7

The "old" SparkContext.hadoopFile takes a minPartitions argument, which is a hint for the number of partitions:

def hadoopFile[K, V](
  path: String,
  inputFormatClass: Class[_ <: InputFormat[K, V]],
  keyClass: Class[K],
  valueClass: Class[V],
  minPartitions: Int = defaultMinPartitions
  ): RDD[(K, V)]

But there is no such argument on SparkContext.newAPIHadoopFile:

def newAPIHadoopFile[K, V, F <: NewInputFormat[K, V]](
  path: String,
  fClass: Class[F],
  kClass: Class[K],
  vClass: Class[V],
  conf: Configuration = hadoopConfiguration): RDD[(K, V)]

In fact mapred.InputFormat.getSplits takes a hint argument, but mapreduce.InputFormat.getSplits takes a JobContext. What is the way to influence the number of splits through the new API?
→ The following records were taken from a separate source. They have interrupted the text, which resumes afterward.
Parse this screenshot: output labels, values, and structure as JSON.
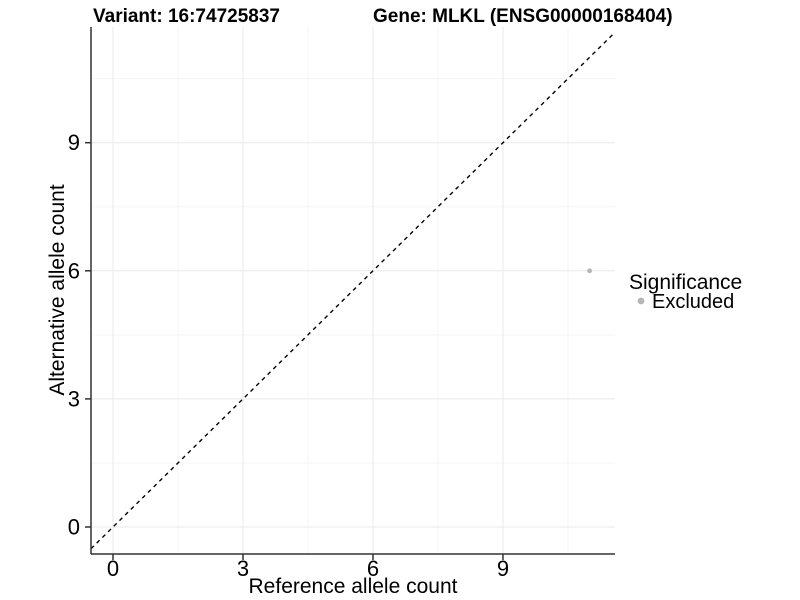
{
  "titles": {
    "variant": "Variant: 16:74725837",
    "gene": "Gene: MLKL (ENSG00000168404)"
  },
  "axes": {
    "x": {
      "label": "Reference allele count"
    },
    "y": {
      "label": "Alternative allele count"
    }
  },
  "legend": {
    "title": "Significance",
    "items": [
      {
        "label": "Excluded",
        "color": "#b5b5b5"
      }
    ]
  },
  "chart_data": {
    "type": "scatter",
    "title": "Variant: 16:74725837 | Gene: MLKL (ENSG00000168404)",
    "xlabel": "Reference allele count",
    "ylabel": "Alternative allele count",
    "xlim": [
      -0.51,
      11.59
    ],
    "ylim": [
      -0.63,
      11.71
    ],
    "x_ticks": [
      0,
      3,
      6,
      9
    ],
    "y_ticks": [
      0,
      3,
      6,
      9
    ],
    "x_minor_ticks": [
      1.5,
      4.5,
      7.5,
      10.5
    ],
    "y_minor_ticks": [
      1.5,
      4.5,
      7.5,
      10.5
    ],
    "grid": true,
    "legend_position": "right",
    "series": [
      {
        "name": "Excluded",
        "color": "#b5b5b5",
        "points": [
          {
            "x": 11,
            "y": 6
          }
        ]
      }
    ],
    "reference_line": {
      "style": "dashed",
      "slope": 1,
      "intercept": 0,
      "color": "#000000"
    }
  }
}
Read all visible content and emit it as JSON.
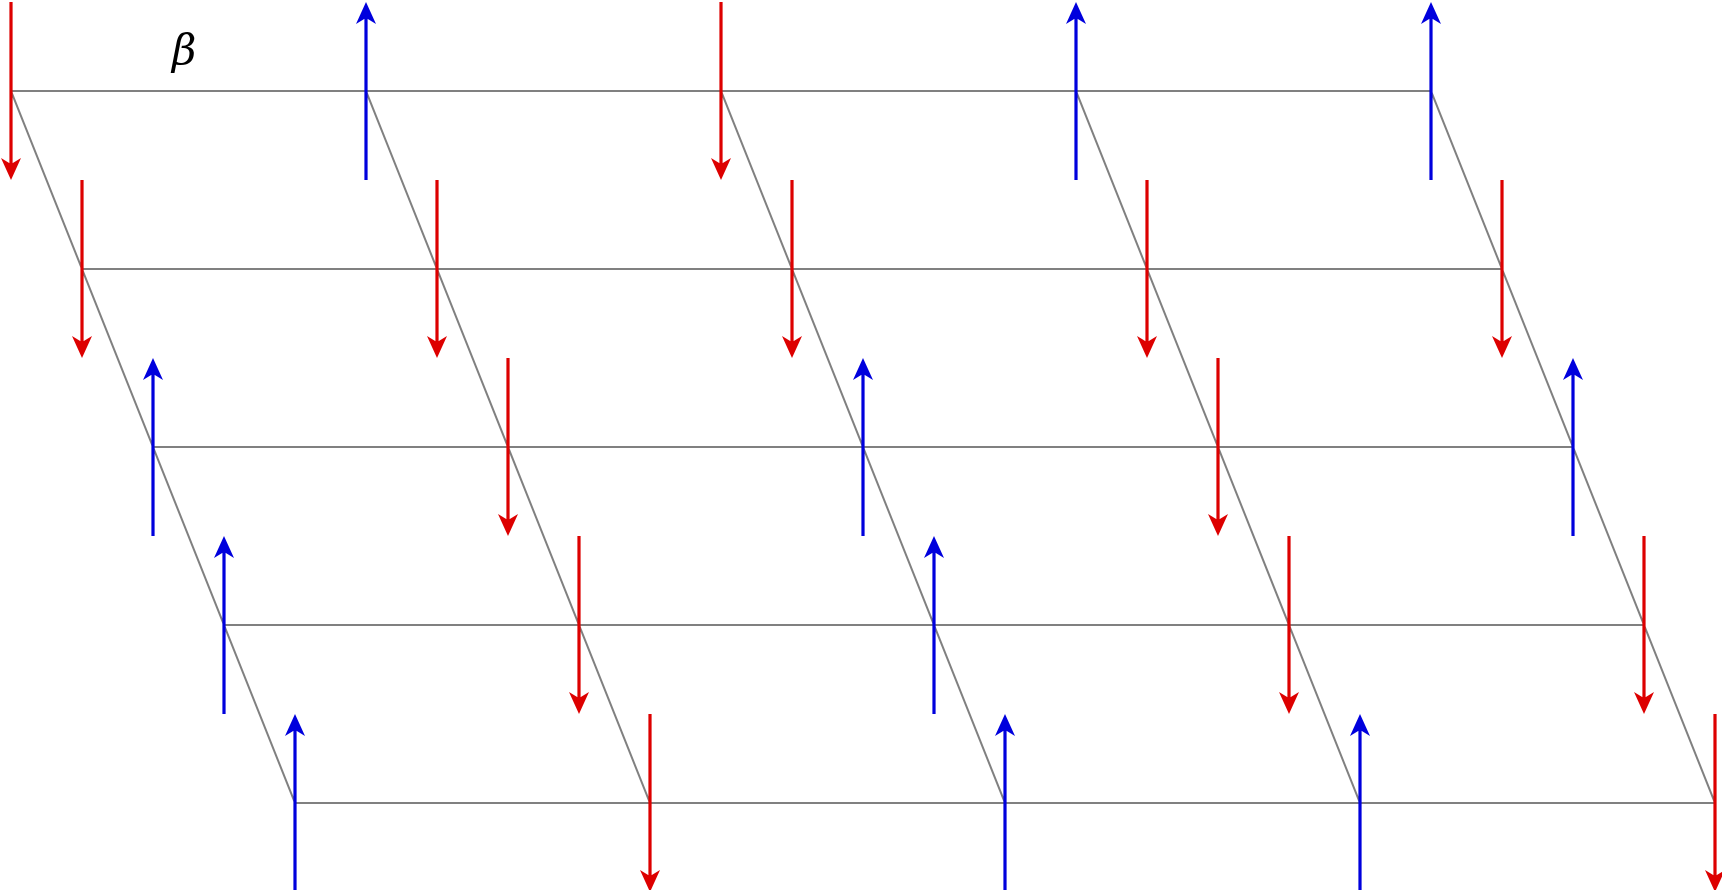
{
  "diagram": {
    "angle_label": "β",
    "lattice": {
      "rows": 5,
      "cols": 5
    },
    "colors": {
      "spin_up": "#0000dd",
      "spin_down": "#dd0000",
      "grid": "#808080"
    },
    "spins": [
      [
        "down",
        "up",
        "down",
        "up",
        "up"
      ],
      [
        "down",
        "down",
        "down",
        "down",
        "down"
      ],
      [
        "up",
        "down",
        "up",
        "down",
        "up"
      ],
      [
        "up",
        "down",
        "up",
        "down",
        "down"
      ],
      [
        "up",
        "down",
        "up",
        "up",
        "down"
      ]
    ]
  }
}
I have tried setting mapreduce.input.fileinputformat.split.maxsize and fs.s3n.block.size on the Configuration object, but they had no effect. I am trying to load a 4.5 GB file from s3n, and it gets loaded in a single task.

https://issues.apache.org/jira/browse/HADOOP-5861 is relevant, but it suggests that I should already see more than one split, since the default block size is 64 MB.

Jacek Laskowski
  • 72,696
  • 27
  • 242
  • 420
Daniel Darabos
  • 26,991
  • 10
  • 102
  • 114
  • 2
    what about `"mapred.min.split.size"`, I would imagine the new api would still respect that if they didn't give a new way – aaronman Aug 22 '14 at 14:19

1 Answers1

7

The function newApiHadoopFile allows you to pass a configuration object so in that you can set mapred.max.split.size.

Even though this is in the mapred namespace since there is seemingly no new option I would imagine the new API will respect the variable.

Jacek Laskowski
  • 72,696
  • 27
  • 242
  • 420
aaronman
  • 18,343
  • 7
  • 63
  • 78